Menanggapi temuan tersebut, Bawaslu Palopo mengeluarkan rekomendasi pelanggaran administrasi. KPU kemudian meminta Ome untuk memperbaiki syarat pencalonan dengan mengumumkan status pidananya secara terbuka.

Hal ini kemudian dijadikan dasar gugatan RahmAT ke MK, yang menilai perbaikan administrasi tersebut dilakukan tidak sesuai jadwal dan tahapan Pilkada. Gugatan ini teregistrasi dengan nomor 17/PAN.MK/e-AP3/06/2025.

Dalam sidang, Hakim MK Saldi Isra secara langsung menanyakan alasan Ome tidak menyampaikan riwayat pidananya sejak awal pada pilkada Palopo di tahun lalu.

“Siapa yang menyampaikan kepada Bapak bahwa tidak perlu mengisi keterangan pernah terpidana?” tanya Saldi.

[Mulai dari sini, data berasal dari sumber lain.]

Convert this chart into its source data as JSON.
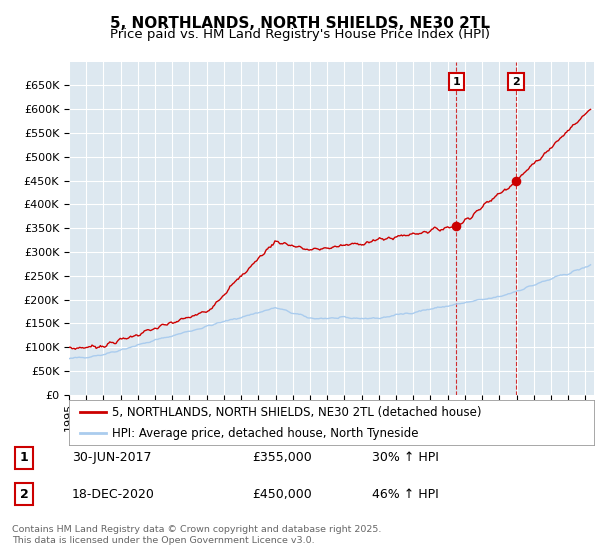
{
  "title": "5, NORTHLANDS, NORTH SHIELDS, NE30 2TL",
  "subtitle": "Price paid vs. HM Land Registry's House Price Index (HPI)",
  "ylim": [
    0,
    700000
  ],
  "yticks": [
    0,
    50000,
    100000,
    150000,
    200000,
    250000,
    300000,
    350000,
    400000,
    450000,
    500000,
    550000,
    600000,
    650000
  ],
  "xlim_start": 1995.0,
  "xlim_end": 2025.5,
  "background_color": "#ffffff",
  "plot_bg_color": "#dde8f0",
  "grid_color": "#ffffff",
  "sale_label": "5, NORTHLANDS, NORTH SHIELDS, NE30 2TL (detached house)",
  "hpi_label": "HPI: Average price, detached house, North Tyneside",
  "sale_color": "#cc0000",
  "hpi_color": "#aaccee",
  "marker1_x": 2017.5,
  "marker1_y": 355000,
  "marker2_x": 2020.97,
  "marker2_y": 450000,
  "annotation1": "1",
  "annotation2": "2",
  "table_rows": [
    {
      "num": "1",
      "date": "30-JUN-2017",
      "price": "£355,000",
      "hpi": "30% ↑ HPI"
    },
    {
      "num": "2",
      "date": "18-DEC-2020",
      "price": "£450,000",
      "hpi": "46% ↑ HPI"
    }
  ],
  "footer": "Contains HM Land Registry data © Crown copyright and database right 2025.\nThis data is licensed under the Open Government Licence v3.0.",
  "title_fontsize": 11,
  "subtitle_fontsize": 9.5,
  "tick_fontsize": 8,
  "legend_fontsize": 8.5
}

Ome menjawab bahwa pihaknya telah berkonsultasi dengan KPU sebelum melengkapi dokumen.

“Setelah kami menyerahkan surat keterangan dari PN Palopo, tidak ada pemberitahuan dari KPU atau Bawaslu bahwa dokumen itu keliru. Namun, sebelum pendaftaran PSU, kami secara sadar mengumumkan status pidana itu melalui media massa, media sosial, dan ruang publik,” jelasnya.

Ome juga menegaskan bahwa status pidananya tercantum dalam SKCK, meski tidak muncul pada surat dari pengadilan karena kekeliruan sistem.

“Saat isu soal ketidakjujuran mulai berkembang, kami mengambil inisiatif untuk menyampaikan secara terbuka bahwa kami memang pernah menjalani pidana,” tegasnya.

Sidang sengketa ini masih berlanjut, dan putusan MK akan menjadi penentu keabsahan hasil PSU Pilkada Palopo 2025.